On the next day I made the tartlet crusts. I prepared the dough and let it sit for an hour in the refrigerator to hydrate, then rolled it on a well-floured board to a thickness of about 1/8″. Then, using a cutter from my round cutter set, I cut 3 3/4″ circles.
Which fit into my standard 3″ tartlet molds just perfectly.
‘Course I needed to trim them up a bit. I put them in the fridge to relax for an hour, and meanwhile I preheated my oven to 375 degrees Fahrenheit. I baked them about 12 minutes until they were lightly golden. I cooled them completely and stored them on a plate on the counter until today. I could have frozen them for a couple of weeks had I wanted to do that, but I was on a schedule.
Today I got out my pre-baked tartlet crust and put it on a plate.
I put the chestnut spread in a pastry bag fitted with a collar but no tip and piped a nice quantity of that delicious stuff into the crust.
I then arranged a meringue cookie on top. Looks good enough to eat, no?

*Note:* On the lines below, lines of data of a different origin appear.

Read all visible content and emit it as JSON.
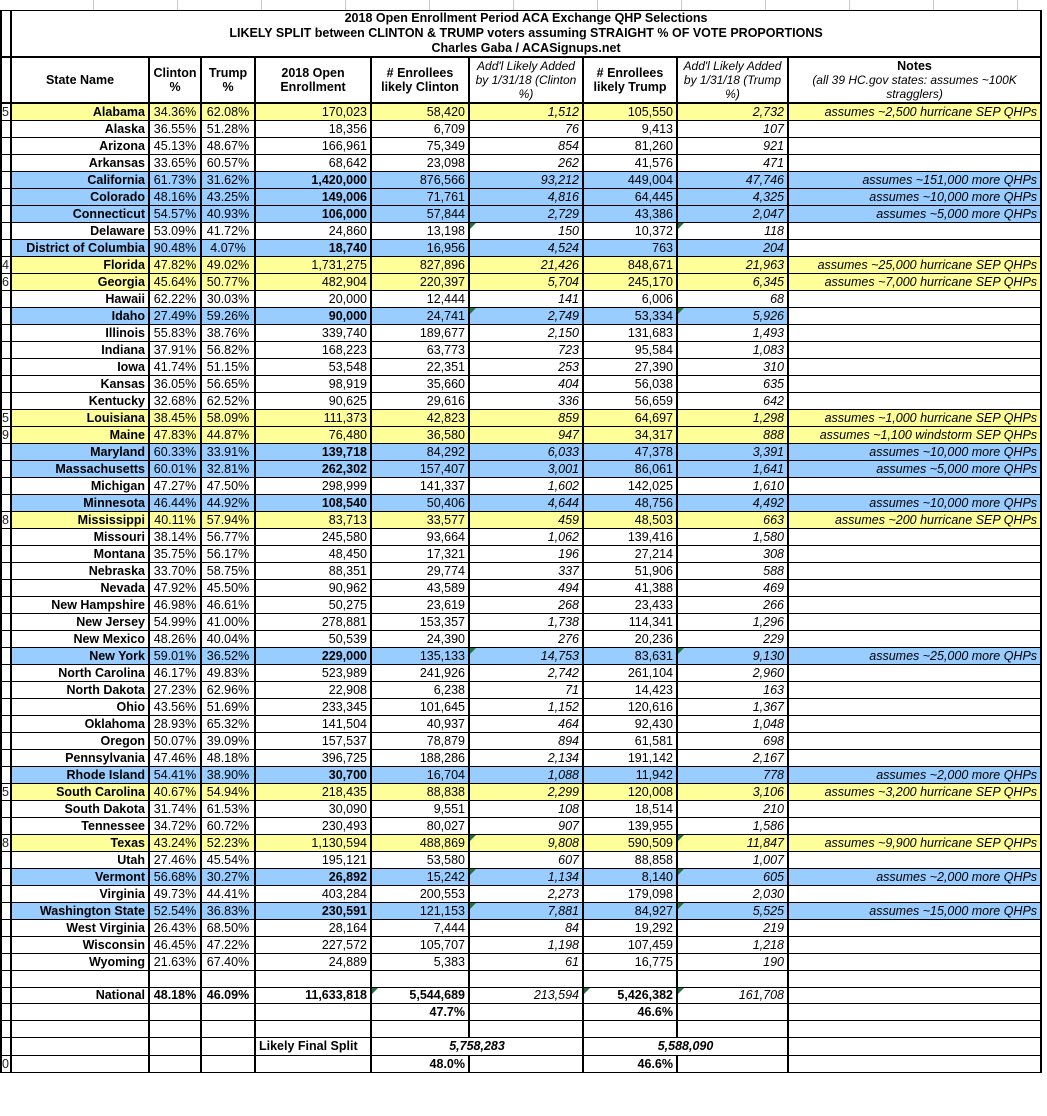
{
  "title": {
    "line1": "2018 Open Enrollment Period ACA Exchange QHP Selections",
    "line2": "LIKELY SPLIT between CLINTON & TRUMP voters assuming STRAIGHT % OF VOTE PROPORTIONS",
    "line3": "Charles Gaba / ACASignups.net"
  },
  "header": {
    "state": "State Name",
    "clinton": "Clinton %",
    "trump": "Trump %",
    "enrollment": "2018 Open Enrollment",
    "enrollees_clinton": "# Enrollees likely Clinton",
    "addl_clinton": "Add'l Likely Added by 1/31/18 (Clinton %)",
    "enrollees_trump": "# Enrollees likely Trump",
    "addl_trump": "Add'l Likely Added by 1/31/18 (Trump %)",
    "notes": "Notes",
    "notes_sub": "(all 39 HC.gov states: assumes ~100K stragglers)"
  },
  "colors": {
    "row_yellow": "#FFFF99",
    "row_blue": "#99CCFF",
    "national_yellow": "#FFFF00",
    "summary_yellow": "#FFFF99",
    "gridline": "#C9C9C9",
    "flag_green": "#207245",
    "border": "#000000"
  },
  "rows": [
    {
      "num": "5",
      "state": "Alabama",
      "clinton": "34.36%",
      "trump": "62.08%",
      "enrollment": "170,023",
      "clinton_enr": "58,420",
      "clinton_addl": "1,512",
      "trump_enr": "105,550",
      "trump_addl": "2,732",
      "note": "assumes ~2,500 hurricane SEP QHPs",
      "bg": "yellow",
      "bold": false,
      "flag": false
    },
    {
      "num": "",
      "state": "Alaska",
      "clinton": "36.55%",
      "trump": "51.28%",
      "enrollment": "18,356",
      "clinton_enr": "6,709",
      "clinton_addl": "76",
      "trump_enr": "9,413",
      "trump_addl": "107",
      "note": "",
      "bg": "white",
      "bold": false,
      "flag": false
    },
    {
      "num": "",
      "state": "Arizona",
      "clinton": "45.13%",
      "trump": "48.67%",
      "enrollment": "166,961",
      "clinton_enr": "75,349",
      "clinton_addl": "854",
      "trump_enr": "81,260",
      "trump_addl": "921",
      "note": "",
      "bg": "white",
      "bold": false,
      "flag": false
    },
    {
      "num": "",
      "state": "Arkansas",
      "clinton": "33.65%",
      "trump": "60.57%",
      "enrollment": "68,642",
      "clinton_enr": "23,098",
      "clinton_addl": "262",
      "trump_enr": "41,576",
      "trump_addl": "471",
      "note": "",
      "bg": "white",
      "bold": false,
      "flag": false
    },
    {
      "num": "",
      "state": "California",
      "clinton": "61.73%",
      "trump": "31.62%",
      "enrollment": "1,420,000",
      "clinton_enr": "876,566",
      "clinton_addl": "93,212",
      "trump_enr": "449,004",
      "trump_addl": "47,746",
      "note": "assumes ~151,000 more QHPs",
      "bg": "blue",
      "bold": true,
      "flag": false
    },
    {
      "num": "",
      "state": "Colorado",
      "clinton": "48.16%",
      "trump": "43.25%",
      "enrollment": "149,006",
      "clinton_enr": "71,761",
      "clinton_addl": "4,816",
      "trump_enr": "64,445",
      "trump_addl": "4,325",
      "note": "assumes ~10,000 more QHPs",
      "bg": "blue",
      "bold": true,
      "flag": false
    },
    {
      "num": "",
      "state": "Connecticut",
      "clinton": "54.57%",
      "trump": "40.93%",
      "enrollment": "106,000",
      "clinton_enr": "57,844",
      "clinton_addl": "2,729",
      "trump_enr": "43,386",
      "trump_addl": "2,047",
      "note": "assumes ~5,000 more QHPs",
      "bg": "blue",
      "bold": true,
      "flag": false
    },
    {
      "num": "",
      "state": "Delaware",
      "clinton": "53.09%",
      "trump": "41.72%",
      "enrollment": "24,860",
      "clinton_enr": "13,198",
      "clinton_addl": "150",
      "trump_enr": "10,372",
      "trump_addl": "118",
      "note": "",
      "bg": "white",
      "bold": false,
      "flag": true
    },
    {
      "num": "",
      "state": "District of Columbia",
      "clinton": "90.48%",
      "trump": "4.07%",
      "enrollment": "18,740",
      "clinton_enr": "16,956",
      "clinton_addl": "4,524",
      "trump_enr": "763",
      "trump_addl": "204",
      "note": "",
      "bg": "blue",
      "bold": true,
      "flag": false
    },
    {
      "num": "4",
      "state": "Florida",
      "clinton": "47.82%",
      "trump": "49.02%",
      "enrollment": "1,731,275",
      "clinton_enr": "827,896",
      "clinton_addl": "21,426",
      "trump_enr": "848,671",
      "trump_addl": "21,963",
      "note": "assumes ~25,000 hurricane SEP QHPs",
      "bg": "yellow",
      "bold": false,
      "flag": false
    },
    {
      "num": "6",
      "state": "Georgia",
      "clinton": "45.64%",
      "trump": "50.77%",
      "enrollment": "482,904",
      "clinton_enr": "220,397",
      "clinton_addl": "5,704",
      "trump_enr": "245,170",
      "trump_addl": "6,345",
      "note": "assumes ~7,000 hurricane SEP QHPs",
      "bg": "yellow",
      "bold": false,
      "flag": false
    },
    {
      "num": "",
      "state": "Hawaii",
      "clinton": "62.22%",
      "trump": "30.03%",
      "enrollment": "20,000",
      "clinton_enr": "12,444",
      "clinton_addl": "141",
      "trump_enr": "6,006",
      "trump_addl": "68",
      "note": "",
      "bg": "white",
      "bold": false,
      "flag": false
    },
    {
      "num": "",
      "state": "Idaho",
      "clinton": "27.49%",
      "trump": "59.26%",
      "enrollment": "90,000",
      "clinton_enr": "24,741",
      "clinton_addl": "2,749",
      "trump_enr": "53,334",
      "trump_addl": "5,926",
      "note": "",
      "bg": "blue",
      "bold": true,
      "flag": true
    },
    {
      "num": "",
      "state": "Illinois",
      "clinton": "55.83%",
      "trump": "38.76%",
      "enrollment": "339,740",
      "clinton_enr": "189,677",
      "clinton_addl": "2,150",
      "trump_enr": "131,683",
      "trump_addl": "1,493",
      "note": "",
      "bg": "white",
      "bold": false,
      "flag": false
    },
    {
      "num": "",
      "state": "Indiana",
      "clinton": "37.91%",
      "trump": "56.82%",
      "enrollment": "168,223",
      "clinton_enr": "63,773",
      "clinton_addl": "723",
      "trump_enr": "95,584",
      "trump_addl": "1,083",
      "note": "",
      "bg": "white",
      "bold": false,
      "flag": false
    },
    {
      "num": "",
      "state": "Iowa",
      "clinton": "41.74%",
      "trump": "51.15%",
      "enrollment": "53,548",
      "clinton_enr": "22,351",
      "clinton_addl": "253",
      "trump_enr": "27,390",
      "trump_addl": "310",
      "note": "",
      "bg": "white",
      "bold": false,
      "flag": false
    },
    {
      "num": "",
      "state": "Kansas",
      "clinton": "36.05%",
      "trump": "56.65%",
      "enrollment": "98,919",
      "clinton_enr": "35,660",
      "clinton_addl": "404",
      "trump_enr": "56,038",
      "trump_addl": "635",
      "note": "",
      "bg": "white",
      "bold": false,
      "flag": false
    },
    {
      "num": "",
      "state": "Kentucky",
      "clinton": "32.68%",
      "trump": "62.52%",
      "enrollment": "90,625",
      "clinton_enr": "29,616",
      "clinton_addl": "336",
      "trump_enr": "56,659",
      "trump_addl": "642",
      "note": "",
      "bg": "white",
      "bold": false,
      "flag": false
    },
    {
      "num": "5",
      "state": "Louisiana",
      "clinton": "38.45%",
      "trump": "58.09%",
      "enrollment": "111,373",
      "clinton_enr": "42,823",
      "clinton_addl": "859",
      "trump_enr": "64,697",
      "trump_addl": "1,298",
      "note": "assumes ~1,000 hurricane SEP QHPs",
      "bg": "yellow",
      "bold": false,
      "flag": false
    },
    {
      "num": "9",
      "state": "Maine",
      "clinton": "47.83%",
      "trump": "44.87%",
      "enrollment": "76,480",
      "clinton_enr": "36,580",
      "clinton_addl": "947",
      "trump_enr": "34,317",
      "trump_addl": "888",
      "note": "assumes ~1,100 windstorm SEP QHPs",
      "bg": "yellow",
      "bold": false,
      "flag": false
    },
    {
      "num": "",
      "state": "Maryland",
      "clinton": "60.33%",
      "trump": "33.91%",
      "enrollment": "139,718",
      "clinton_enr": "84,292",
      "clinton_addl": "6,033",
      "trump_enr": "47,378",
      "trump_addl": "3,391",
      "note": "assumes ~10,000 more QHPs",
      "bg": "blue",
      "bold": true,
      "flag": false
    },
    {
      "num": "",
      "state": "Massachusetts",
      "clinton": "60.01%",
      "trump": "32.81%",
      "enrollment": "262,302",
      "clinton_enr": "157,407",
      "clinton_addl": "3,001",
      "trump_enr": "86,061",
      "trump_addl": "1,641",
      "note": "assumes ~5,000 more QHPs",
      "bg": "blue",
      "bold": true,
      "flag": false
    },
    {
      "num": "",
      "state": "Michigan",
      "clinton": "47.27%",
      "trump": "47.50%",
      "enrollment": "298,999",
      "clinton_enr": "141,337",
      "clinton_addl": "1,602",
      "trump_enr": "142,025",
      "trump_addl": "1,610",
      "note": "",
      "bg": "white",
      "bold": false,
      "flag": false
    },
    {
      "num": "",
      "state": "Minnesota",
      "clinton": "46.44%",
      "trump": "44.92%",
      "enrollment": "108,540",
      "clinton_enr": "50,406",
      "clinton_addl": "4,644",
      "trump_enr": "48,756",
      "trump_addl": "4,492",
      "note": "assumes ~10,000 more QHPs",
      "bg": "blue",
      "bold": true,
      "flag": false
    },
    {
      "num": "8",
      "state": "Mississippi",
      "clinton": "40.11%",
      "trump": "57.94%",
      "enrollment": "83,713",
      "clinton_enr": "33,577",
      "clinton_addl": "459",
      "trump_enr": "48,503",
      "trump_addl": "663",
      "note": "assumes ~200 hurricane SEP QHPs",
      "bg": "yellow",
      "bold": false,
      "flag": false
    },
    {
      "num": "",
      "state": "Missouri",
      "clinton": "38.14%",
      "trump": "56.77%",
      "enrollment": "245,580",
      "clinton_enr": "93,664",
      "clinton_addl": "1,062",
      "trump_enr": "139,416",
      "trump_addl": "1,580",
      "note": "",
      "bg": "white",
      "bold": false,
      "flag": false
    },
    {
      "num": "",
      "state": "Montana",
      "clinton": "35.75%",
      "trump": "56.17%",
      "enrollment": "48,450",
      "clinton_enr": "17,321",
      "clinton_addl": "196",
      "trump_enr": "27,214",
      "trump_addl": "308",
      "note": "",
      "bg": "white",
      "bold": false,
      "flag": false
    },
    {
      "num": "",
      "state": "Nebraska",
      "clinton": "33.70%",
      "trump": "58.75%",
      "enrollment": "88,351",
      "clinton_enr": "29,774",
      "clinton_addl": "337",
      "trump_enr": "51,906",
      "trump_addl": "588",
      "note": "",
      "bg": "white",
      "bold": false,
      "flag": false
    },
    {
      "num": "",
      "state": "Nevada",
      "clinton": "47.92%",
      "trump": "45.50%",
      "enrollment": "90,962",
      "clinton_enr": "43,589",
      "clinton_addl": "494",
      "trump_enr": "41,388",
      "trump_addl": "469",
      "note": "",
      "bg": "white",
      "bold": false,
      "flag": false
    },
    {
      "num": "",
      "state": "New Hampshire",
      "clinton": "46.98%",
      "trump": "46.61%",
      "enrollment": "50,275",
      "clinton_enr": "23,619",
      "clinton_addl": "268",
      "trump_enr": "23,433",
      "trump_addl": "266",
      "note": "",
      "bg": "white",
      "bold": false,
      "flag": false
    },
    {
      "num": "",
      "state": "New Jersey",
      "clinton": "54.99%",
      "trump": "41.00%",
      "enrollment": "278,881",
      "clinton_enr": "153,357",
      "clinton_addl": "1,738",
      "trump_enr": "114,341",
      "trump_addl": "1,296",
      "note": "",
      "bg": "white",
      "bold": false,
      "flag": false
    },
    {
      "num": "",
      "state": "New Mexico",
      "clinton": "48.26%",
      "trump": "40.04%",
      "enrollment": "50,539",
      "clinton_enr": "24,390",
      "clinton_addl": "276",
      "trump_enr": "20,236",
      "trump_addl": "229",
      "note": "",
      "bg": "white",
      "bold": false,
      "flag": false
    },
    {
      "num": "",
      "state": "New York",
      "clinton": "59.01%",
      "trump": "36.52%",
      "enrollment": "229,000",
      "clinton_enr": "135,133",
      "clinton_addl": "14,753",
      "trump_enr": "83,631",
      "trump_addl": "9,130",
      "note": "assumes ~25,000 more QHPs",
      "bg": "blue",
      "bold": true,
      "flag": true
    },
    {
      "num": "",
      "state": "North Carolina",
      "clinton": "46.17%",
      "trump": "49.83%",
      "enrollment": "523,989",
      "clinton_enr": "241,926",
      "clinton_addl": "2,742",
      "trump_enr": "261,104",
      "trump_addl": "2,960",
      "note": "",
      "bg": "white",
      "bold": false,
      "flag": false
    },
    {
      "num": "",
      "state": "North Dakota",
      "clinton": "27.23%",
      "trump": "62.96%",
      "enrollment": "22,908",
      "clinton_enr": "6,238",
      "clinton_addl": "71",
      "trump_enr": "14,423",
      "trump_addl": "163",
      "note": "",
      "bg": "white",
      "bold": false,
      "flag": false
    },
    {
      "num": "",
      "state": "Ohio",
      "clinton": "43.56%",
      "trump": "51.69%",
      "enrollment": "233,345",
      "clinton_enr": "101,645",
      "clinton_addl": "1,152",
      "trump_enr": "120,616",
      "trump_addl": "1,367",
      "note": "",
      "bg": "white",
      "bold": false,
      "flag": false
    },
    {
      "num": "",
      "state": "Oklahoma",
      "clinton": "28.93%",
      "trump": "65.32%",
      "enrollment": "141,504",
      "clinton_enr": "40,937",
      "clinton_addl": "464",
      "trump_enr": "92,430",
      "trump_addl": "1,048",
      "note": "",
      "bg": "white",
      "bold": false,
      "flag": false
    },
    {
      "num": "",
      "state": "Oregon",
      "clinton": "50.07%",
      "trump": "39.09%",
      "enrollment": "157,537",
      "clinton_enr": "78,879",
      "clinton_addl": "894",
      "trump_enr": "61,581",
      "trump_addl": "698",
      "note": "",
      "bg": "white",
      "bold": false,
      "flag": false
    },
    {
      "num": "",
      "state": "Pennsylvania",
      "clinton": "47.46%",
      "trump": "48.18%",
      "enrollment": "396,725",
      "clinton_enr": "188,286",
      "clinton_addl": "2,134",
      "trump_enr": "191,142",
      "trump_addl": "2,167",
      "note": "",
      "bg": "white",
      "bold": false,
      "flag": false
    },
    {
      "num": "",
      "state": "Rhode Island",
      "clinton": "54.41%",
      "trump": "38.90%",
      "enrollment": "30,700",
      "clinton_enr": "16,704",
      "clinton_addl": "1,088",
      "trump_enr": "11,942",
      "trump_addl": "778",
      "note": "assumes ~2,000 more QHPs",
      "bg": "blue",
      "bold": true,
      "flag": false
    },
    {
      "num": "5",
      "state": "South Carolina",
      "clinton": "40.67%",
      "trump": "54.94%",
      "enrollment": "218,435",
      "clinton_enr": "88,838",
      "clinton_addl": "2,299",
      "trump_enr": "120,008",
      "trump_addl": "3,106",
      "note": "assumes ~3,200 hurricane SEP QHPs",
      "bg": "yellow",
      "bold": false,
      "flag": false
    },
    {
      "num": "",
      "state": "South Dakota",
      "clinton": "31.74%",
      "trump": "61.53%",
      "enrollment": "30,090",
      "clinton_enr": "9,551",
      "clinton_addl": "108",
      "trump_enr": "18,514",
      "trump_addl": "210",
      "note": "",
      "bg": "white",
      "bold": false,
      "flag": false
    },
    {
      "num": "",
      "state": "Tennessee",
      "clinton": "34.72%",
      "trump": "60.72%",
      "enrollment": "230,493",
      "clinton_enr": "80,027",
      "clinton_addl": "907",
      "trump_enr": "139,955",
      "trump_addl": "1,586",
      "note": "",
      "bg": "white",
      "bold": false,
      "flag": false
    },
    {
      "num": "8",
      "state": "Texas",
      "clinton": "43.24%",
      "trump": "52.23%",
      "enrollment": "1,130,594",
      "clinton_enr": "488,869",
      "clinton_addl": "9,808",
      "trump_enr": "590,509",
      "trump_addl": "11,847",
      "note": "assumes ~9,900 hurricane SEP QHPs",
      "bg": "yellow",
      "bold": false,
      "flag": true
    },
    {
      "num": "",
      "state": "Utah",
      "clinton": "27.46%",
      "trump": "45.54%",
      "enrollment": "195,121",
      "clinton_enr": "53,580",
      "clinton_addl": "607",
      "trump_enr": "88,858",
      "trump_addl": "1,007",
      "note": "",
      "bg": "white",
      "bold": false,
      "flag": false
    },
    {
      "num": "",
      "state": "Vermont",
      "clinton": "56.68%",
      "trump": "30.27%",
      "enrollment": "26,892",
      "clinton_enr": "15,242",
      "clinton_addl": "1,134",
      "trump_enr": "8,140",
      "trump_addl": "605",
      "note": "assumes ~2,000 more QHPs",
      "bg": "blue",
      "bold": true,
      "flag": true
    },
    {
      "num": "",
      "state": "Virginia",
      "clinton": "49.73%",
      "trump": "44.41%",
      "enrollment": "403,284",
      "clinton_enr": "200,553",
      "clinton_addl": "2,273",
      "trump_enr": "179,098",
      "trump_addl": "2,030",
      "note": "",
      "bg": "white",
      "bold": false,
      "flag": false
    },
    {
      "num": "",
      "state": "Washington State",
      "clinton": "52.54%",
      "trump": "36.83%",
      "enrollment": "230,591",
      "clinton_enr": "121,153",
      "clinton_addl": "7,881",
      "trump_enr": "84,927",
      "trump_addl": "5,525",
      "note": "assumes ~15,000 more QHPs",
      "bg": "blue",
      "bold": true,
      "flag": true
    },
    {
      "num": "",
      "state": "West Virginia",
      "clinton": "26.43%",
      "trump": "68.50%",
      "enrollment": "28,164",
      "clinton_enr": "7,444",
      "clinton_addl": "84",
      "trump_enr": "19,292",
      "trump_addl": "219",
      "note": "",
      "bg": "white",
      "bold": false,
      "flag": false
    },
    {
      "num": "",
      "state": "Wisconsin",
      "clinton": "46.45%",
      "trump": "47.22%",
      "enrollment": "227,572",
      "clinton_enr": "105,707",
      "clinton_addl": "1,198",
      "trump_enr": "107,459",
      "trump_addl": "1,218",
      "note": "",
      "bg": "white",
      "bold": false,
      "flag": false
    },
    {
      "num": "",
      "state": "Wyoming",
      "clinton": "21.63%",
      "trump": "67.40%",
      "enrollment": "24,889",
      "clinton_enr": "5,383",
      "clinton_addl": "61",
      "trump_enr": "16,775",
      "trump_addl": "190",
      "note": "",
      "bg": "white",
      "bold": false,
      "flag": false
    }
  ],
  "national": {
    "state": "National",
    "clinton": "48.18%",
    "trump": "46.09%",
    "enrollment": "11,633,818",
    "clinton_enr": "5,544,689",
    "clinton_addl": "213,594",
    "trump_enr": "5,426,382",
    "trump_addl": "161,708",
    "clinton_pct": "47.7%",
    "trump_pct": "46.6%"
  },
  "summary": {
    "label": "Likely Final Split",
    "clinton_total": "5,758,283",
    "trump_total": "5,588,090",
    "clinton_pct": "48.0%",
    "trump_pct": "46.6%",
    "row_num": "0"
  }
}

But the best was yet to come. I combined more chestnut spread with my boozy Chantilly cream in about a 1-1 proportion, erring on the side of more cream (you can also use buttercream for firmer vermicelli and a richer overall effect). I used about a cup of each, then gently folded them together. Photo not shown because, quite simply, I flaked.
I loaded that into a pastry bag fitted with a Wilton #234 tip and an extra-large collar, which you need for that thing. There’s upwards of seven dollars worth of gear here.
With slow, steady back-and-forth motions I piped my chestnut cream vermicelli on top. In pastry shops the lines are perfectly straight. Me, I’m not that good a piper, but my diners will survive the experience I think.
And that, as they say, was that. Except I forgot to dust the top with a little powdered sugar “snow”. Ah well, you can’t have everything.
I planted a flag at the summit and called it a success.